Alors que Diane Kurys revient dans l’actualité avec son film « Sagan », comment ne pas faire le rapprochement entre son premier film « Diabolo menthe » et le nouveau long-métrage de Sylvie Verheyde « Stella ». « Diabolo menthe », sorti en 1977, autobiographie décrivant les transformations physiques et intellectuelles de deux préadolescentes dans un lycée parisien, « Stella », se passant en 1977, également inspirée de l’adolescence de son auteur au moment de l’entrée au collège. Le premier analysait en profondeur les maux d’une époque, les découvertes propres à une période de la vie (le désir, la politique, les prises de positions), le second, plus superficiel, se contente de l’observation d’un milieu social, d’une description légère et parfois approximative de différents environnements sociaux (l’aristocratie parisienne, les intellectuels expatriés tournés vers l’art et la cosmopolie, les milieux modestes des allocataires d’aides sociales en passant par les ouvriers provinciaux alcooliques et violents).

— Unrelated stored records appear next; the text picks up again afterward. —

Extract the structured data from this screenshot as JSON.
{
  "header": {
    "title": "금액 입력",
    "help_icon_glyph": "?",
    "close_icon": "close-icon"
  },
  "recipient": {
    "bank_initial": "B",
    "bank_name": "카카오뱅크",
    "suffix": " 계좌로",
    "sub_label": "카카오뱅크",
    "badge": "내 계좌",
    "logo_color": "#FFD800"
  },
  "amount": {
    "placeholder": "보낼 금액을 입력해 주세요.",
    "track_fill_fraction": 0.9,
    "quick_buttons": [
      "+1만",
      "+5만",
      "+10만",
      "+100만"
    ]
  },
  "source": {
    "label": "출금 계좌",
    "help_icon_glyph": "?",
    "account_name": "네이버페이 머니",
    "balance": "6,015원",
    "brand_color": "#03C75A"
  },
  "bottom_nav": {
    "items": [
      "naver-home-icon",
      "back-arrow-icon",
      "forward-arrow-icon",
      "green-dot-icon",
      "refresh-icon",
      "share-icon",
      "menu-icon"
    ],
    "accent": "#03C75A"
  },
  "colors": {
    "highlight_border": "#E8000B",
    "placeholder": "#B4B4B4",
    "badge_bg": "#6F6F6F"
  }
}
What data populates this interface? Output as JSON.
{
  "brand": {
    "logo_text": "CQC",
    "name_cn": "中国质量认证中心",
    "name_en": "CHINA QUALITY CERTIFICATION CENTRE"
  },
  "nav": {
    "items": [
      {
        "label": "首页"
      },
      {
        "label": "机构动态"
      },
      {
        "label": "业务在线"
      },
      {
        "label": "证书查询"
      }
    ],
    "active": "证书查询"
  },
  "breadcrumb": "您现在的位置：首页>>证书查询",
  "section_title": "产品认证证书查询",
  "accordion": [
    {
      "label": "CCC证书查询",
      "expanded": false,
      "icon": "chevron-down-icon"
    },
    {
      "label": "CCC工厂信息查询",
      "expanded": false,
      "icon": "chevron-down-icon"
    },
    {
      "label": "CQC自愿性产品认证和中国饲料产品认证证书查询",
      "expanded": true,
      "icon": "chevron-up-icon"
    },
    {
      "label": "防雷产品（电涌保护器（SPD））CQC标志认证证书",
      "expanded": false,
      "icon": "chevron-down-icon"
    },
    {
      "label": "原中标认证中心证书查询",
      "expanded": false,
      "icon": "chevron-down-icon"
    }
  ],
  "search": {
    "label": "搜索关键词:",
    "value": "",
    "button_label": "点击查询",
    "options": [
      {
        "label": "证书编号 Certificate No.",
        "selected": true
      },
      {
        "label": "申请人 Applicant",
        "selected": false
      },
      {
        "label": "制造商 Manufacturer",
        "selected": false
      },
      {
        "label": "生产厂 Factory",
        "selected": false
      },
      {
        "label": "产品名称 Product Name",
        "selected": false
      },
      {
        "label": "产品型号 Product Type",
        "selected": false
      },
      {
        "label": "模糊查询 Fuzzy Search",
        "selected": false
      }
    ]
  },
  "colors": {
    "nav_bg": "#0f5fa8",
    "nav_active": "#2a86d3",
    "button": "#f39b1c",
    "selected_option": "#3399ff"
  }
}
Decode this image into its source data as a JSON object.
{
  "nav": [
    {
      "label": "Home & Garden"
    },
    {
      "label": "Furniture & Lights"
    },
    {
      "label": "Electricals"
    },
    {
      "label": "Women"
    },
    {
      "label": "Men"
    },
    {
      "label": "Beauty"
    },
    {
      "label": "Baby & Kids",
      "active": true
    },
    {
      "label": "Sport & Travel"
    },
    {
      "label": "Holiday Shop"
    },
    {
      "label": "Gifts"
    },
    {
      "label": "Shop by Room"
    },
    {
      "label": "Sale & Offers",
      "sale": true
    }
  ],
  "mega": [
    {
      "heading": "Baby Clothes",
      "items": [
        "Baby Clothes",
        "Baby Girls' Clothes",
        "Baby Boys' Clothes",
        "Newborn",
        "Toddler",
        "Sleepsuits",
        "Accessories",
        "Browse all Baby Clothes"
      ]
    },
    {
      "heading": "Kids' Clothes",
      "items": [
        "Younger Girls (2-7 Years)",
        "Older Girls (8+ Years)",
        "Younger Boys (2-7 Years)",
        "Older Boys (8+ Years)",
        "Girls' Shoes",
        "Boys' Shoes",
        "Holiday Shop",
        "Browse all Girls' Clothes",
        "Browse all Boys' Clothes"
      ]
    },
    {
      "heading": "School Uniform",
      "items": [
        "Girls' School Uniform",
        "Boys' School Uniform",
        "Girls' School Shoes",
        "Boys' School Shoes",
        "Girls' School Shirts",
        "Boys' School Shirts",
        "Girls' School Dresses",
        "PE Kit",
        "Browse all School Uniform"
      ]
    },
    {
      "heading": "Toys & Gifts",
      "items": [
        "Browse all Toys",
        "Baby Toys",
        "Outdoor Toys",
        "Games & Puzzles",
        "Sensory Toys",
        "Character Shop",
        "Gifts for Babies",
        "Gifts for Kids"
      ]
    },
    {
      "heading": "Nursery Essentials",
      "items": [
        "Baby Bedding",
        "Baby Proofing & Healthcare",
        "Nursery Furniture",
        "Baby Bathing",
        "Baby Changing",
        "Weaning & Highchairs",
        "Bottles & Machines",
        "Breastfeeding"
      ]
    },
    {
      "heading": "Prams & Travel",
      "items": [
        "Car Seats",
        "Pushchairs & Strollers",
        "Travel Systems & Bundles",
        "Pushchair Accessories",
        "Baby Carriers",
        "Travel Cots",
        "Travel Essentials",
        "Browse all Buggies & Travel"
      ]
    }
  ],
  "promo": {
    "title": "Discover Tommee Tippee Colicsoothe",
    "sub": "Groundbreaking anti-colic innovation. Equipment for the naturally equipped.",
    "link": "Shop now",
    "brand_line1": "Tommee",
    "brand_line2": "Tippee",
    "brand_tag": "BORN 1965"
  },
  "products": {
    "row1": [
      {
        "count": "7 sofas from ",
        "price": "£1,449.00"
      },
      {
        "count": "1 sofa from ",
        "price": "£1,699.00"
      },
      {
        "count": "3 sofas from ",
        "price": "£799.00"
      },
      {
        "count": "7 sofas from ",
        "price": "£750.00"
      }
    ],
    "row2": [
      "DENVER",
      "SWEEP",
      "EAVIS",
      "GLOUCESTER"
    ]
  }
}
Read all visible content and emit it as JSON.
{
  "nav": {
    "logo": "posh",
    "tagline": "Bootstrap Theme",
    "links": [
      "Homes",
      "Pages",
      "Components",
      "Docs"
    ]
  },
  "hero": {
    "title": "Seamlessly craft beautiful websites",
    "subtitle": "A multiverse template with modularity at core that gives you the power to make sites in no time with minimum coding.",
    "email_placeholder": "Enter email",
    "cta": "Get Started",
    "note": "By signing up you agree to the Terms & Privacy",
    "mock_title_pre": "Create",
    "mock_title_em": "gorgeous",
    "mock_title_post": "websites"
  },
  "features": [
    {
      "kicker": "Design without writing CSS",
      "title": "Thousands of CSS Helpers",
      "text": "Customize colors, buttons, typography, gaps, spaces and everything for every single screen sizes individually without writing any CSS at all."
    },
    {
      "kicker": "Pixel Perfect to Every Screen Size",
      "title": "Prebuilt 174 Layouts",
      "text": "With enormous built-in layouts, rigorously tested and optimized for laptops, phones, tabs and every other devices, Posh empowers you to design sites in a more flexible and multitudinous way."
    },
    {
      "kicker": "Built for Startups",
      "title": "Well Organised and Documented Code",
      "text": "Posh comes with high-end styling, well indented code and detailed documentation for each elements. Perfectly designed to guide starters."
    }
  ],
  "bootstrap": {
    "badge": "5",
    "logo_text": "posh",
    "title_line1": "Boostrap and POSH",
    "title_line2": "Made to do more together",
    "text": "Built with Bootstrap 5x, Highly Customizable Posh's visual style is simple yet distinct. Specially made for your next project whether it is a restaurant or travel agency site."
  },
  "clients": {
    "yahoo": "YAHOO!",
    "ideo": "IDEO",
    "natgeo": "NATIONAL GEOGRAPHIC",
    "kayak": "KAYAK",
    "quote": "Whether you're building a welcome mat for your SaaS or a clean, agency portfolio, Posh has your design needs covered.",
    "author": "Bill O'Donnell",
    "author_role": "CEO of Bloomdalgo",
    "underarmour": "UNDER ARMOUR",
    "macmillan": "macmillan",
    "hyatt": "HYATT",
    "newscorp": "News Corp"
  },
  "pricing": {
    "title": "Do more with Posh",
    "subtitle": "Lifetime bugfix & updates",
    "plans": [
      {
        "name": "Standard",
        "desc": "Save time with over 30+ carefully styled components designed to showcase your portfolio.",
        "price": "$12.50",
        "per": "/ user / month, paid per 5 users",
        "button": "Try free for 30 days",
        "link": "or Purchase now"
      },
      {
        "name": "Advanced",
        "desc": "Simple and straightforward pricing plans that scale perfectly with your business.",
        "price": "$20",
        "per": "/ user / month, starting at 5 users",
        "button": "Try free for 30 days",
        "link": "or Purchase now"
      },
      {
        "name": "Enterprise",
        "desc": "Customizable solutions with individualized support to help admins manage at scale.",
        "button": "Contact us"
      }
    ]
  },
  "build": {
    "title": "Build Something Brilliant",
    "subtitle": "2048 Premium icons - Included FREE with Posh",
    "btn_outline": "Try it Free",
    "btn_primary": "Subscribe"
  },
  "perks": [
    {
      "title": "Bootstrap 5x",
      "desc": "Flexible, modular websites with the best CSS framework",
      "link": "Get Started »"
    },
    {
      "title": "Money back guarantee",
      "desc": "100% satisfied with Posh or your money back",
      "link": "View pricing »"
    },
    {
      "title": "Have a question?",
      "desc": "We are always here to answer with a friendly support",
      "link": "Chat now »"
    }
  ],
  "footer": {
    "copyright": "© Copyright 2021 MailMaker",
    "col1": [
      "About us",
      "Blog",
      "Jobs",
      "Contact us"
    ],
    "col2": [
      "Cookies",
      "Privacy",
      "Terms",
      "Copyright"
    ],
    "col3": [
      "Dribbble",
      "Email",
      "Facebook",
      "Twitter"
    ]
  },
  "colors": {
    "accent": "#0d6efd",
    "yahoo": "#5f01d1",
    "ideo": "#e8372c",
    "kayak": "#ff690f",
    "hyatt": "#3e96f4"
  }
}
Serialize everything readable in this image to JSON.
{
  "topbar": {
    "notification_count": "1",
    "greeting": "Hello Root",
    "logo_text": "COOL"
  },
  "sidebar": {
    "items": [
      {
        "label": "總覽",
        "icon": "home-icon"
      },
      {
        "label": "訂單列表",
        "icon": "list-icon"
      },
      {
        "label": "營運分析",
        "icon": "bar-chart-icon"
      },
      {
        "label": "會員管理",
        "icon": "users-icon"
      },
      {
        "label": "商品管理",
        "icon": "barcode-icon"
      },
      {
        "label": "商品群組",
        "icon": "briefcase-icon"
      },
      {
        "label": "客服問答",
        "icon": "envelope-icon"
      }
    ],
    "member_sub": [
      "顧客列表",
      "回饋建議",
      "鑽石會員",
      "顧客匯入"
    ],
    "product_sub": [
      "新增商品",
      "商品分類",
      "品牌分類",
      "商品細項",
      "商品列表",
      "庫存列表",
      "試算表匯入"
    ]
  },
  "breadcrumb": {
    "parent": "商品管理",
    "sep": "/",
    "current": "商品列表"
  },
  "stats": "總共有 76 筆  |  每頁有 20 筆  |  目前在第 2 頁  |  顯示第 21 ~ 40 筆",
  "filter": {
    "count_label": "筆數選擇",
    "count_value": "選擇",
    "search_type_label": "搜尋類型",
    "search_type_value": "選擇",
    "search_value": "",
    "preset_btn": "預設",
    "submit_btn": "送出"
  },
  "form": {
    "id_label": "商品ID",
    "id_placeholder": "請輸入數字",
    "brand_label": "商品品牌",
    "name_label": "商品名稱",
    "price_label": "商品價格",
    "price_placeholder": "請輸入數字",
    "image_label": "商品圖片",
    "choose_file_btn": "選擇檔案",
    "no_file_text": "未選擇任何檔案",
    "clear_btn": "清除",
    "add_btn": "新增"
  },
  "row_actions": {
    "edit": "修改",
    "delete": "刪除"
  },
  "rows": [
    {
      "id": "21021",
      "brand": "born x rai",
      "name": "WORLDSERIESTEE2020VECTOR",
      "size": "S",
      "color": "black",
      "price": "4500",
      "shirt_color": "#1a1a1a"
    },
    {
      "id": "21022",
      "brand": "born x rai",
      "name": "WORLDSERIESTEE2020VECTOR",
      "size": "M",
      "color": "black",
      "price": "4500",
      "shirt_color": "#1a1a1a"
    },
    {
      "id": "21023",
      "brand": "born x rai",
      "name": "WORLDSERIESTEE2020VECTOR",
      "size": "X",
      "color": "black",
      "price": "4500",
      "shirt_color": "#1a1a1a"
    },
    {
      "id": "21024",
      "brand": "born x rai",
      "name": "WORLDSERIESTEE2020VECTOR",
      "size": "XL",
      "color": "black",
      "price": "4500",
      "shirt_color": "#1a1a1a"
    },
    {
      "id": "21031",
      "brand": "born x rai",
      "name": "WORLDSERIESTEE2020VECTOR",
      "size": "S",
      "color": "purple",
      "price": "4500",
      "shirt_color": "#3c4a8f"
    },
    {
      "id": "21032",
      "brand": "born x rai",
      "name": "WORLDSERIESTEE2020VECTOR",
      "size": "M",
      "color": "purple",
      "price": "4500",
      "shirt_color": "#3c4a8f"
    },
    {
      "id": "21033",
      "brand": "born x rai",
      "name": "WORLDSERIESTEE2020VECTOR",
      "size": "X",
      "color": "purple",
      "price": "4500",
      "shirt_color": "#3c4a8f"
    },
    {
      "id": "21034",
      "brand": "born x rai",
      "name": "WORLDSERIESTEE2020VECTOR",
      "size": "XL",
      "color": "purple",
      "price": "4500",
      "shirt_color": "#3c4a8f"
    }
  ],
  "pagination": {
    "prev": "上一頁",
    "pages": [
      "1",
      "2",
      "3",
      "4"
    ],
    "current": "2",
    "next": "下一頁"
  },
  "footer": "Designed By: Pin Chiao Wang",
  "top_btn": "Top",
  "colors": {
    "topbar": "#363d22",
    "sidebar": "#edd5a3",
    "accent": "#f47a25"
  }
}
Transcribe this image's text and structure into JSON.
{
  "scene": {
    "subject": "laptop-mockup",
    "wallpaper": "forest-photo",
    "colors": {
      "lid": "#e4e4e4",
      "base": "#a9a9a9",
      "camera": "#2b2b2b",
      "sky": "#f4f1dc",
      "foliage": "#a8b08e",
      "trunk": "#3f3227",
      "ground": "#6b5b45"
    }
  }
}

Des parents tenanciers de bar, sans éducation, et une petite fille peut-être un peu trop libre, sans les codes nécessaires à une intégration réussie dans le paysage urbain traditionnel. Nous tenons là un sujet porteur, pouvant conduire au développement de multiples argumentaires. Mais Sylvie Verheyde semble n’en choisir aucun. Cette absence de discours, et les petites erreurs temporelles qui parcourent le film créent une certaine forme d’attente agacée pendant la première partie, rattrapée cependant par de bons acteurs qui tiennent ce film sur le fil, Stella arrivant même finalement à nous paraître attachante et consistante. Un film sans doute mineur, mais qui plaira aux nostalgiques des tubes des années 70, et également à la tranche 9-12 ans qui n’aura pas été trop désabusée par les images outrancières des blockbusters américains.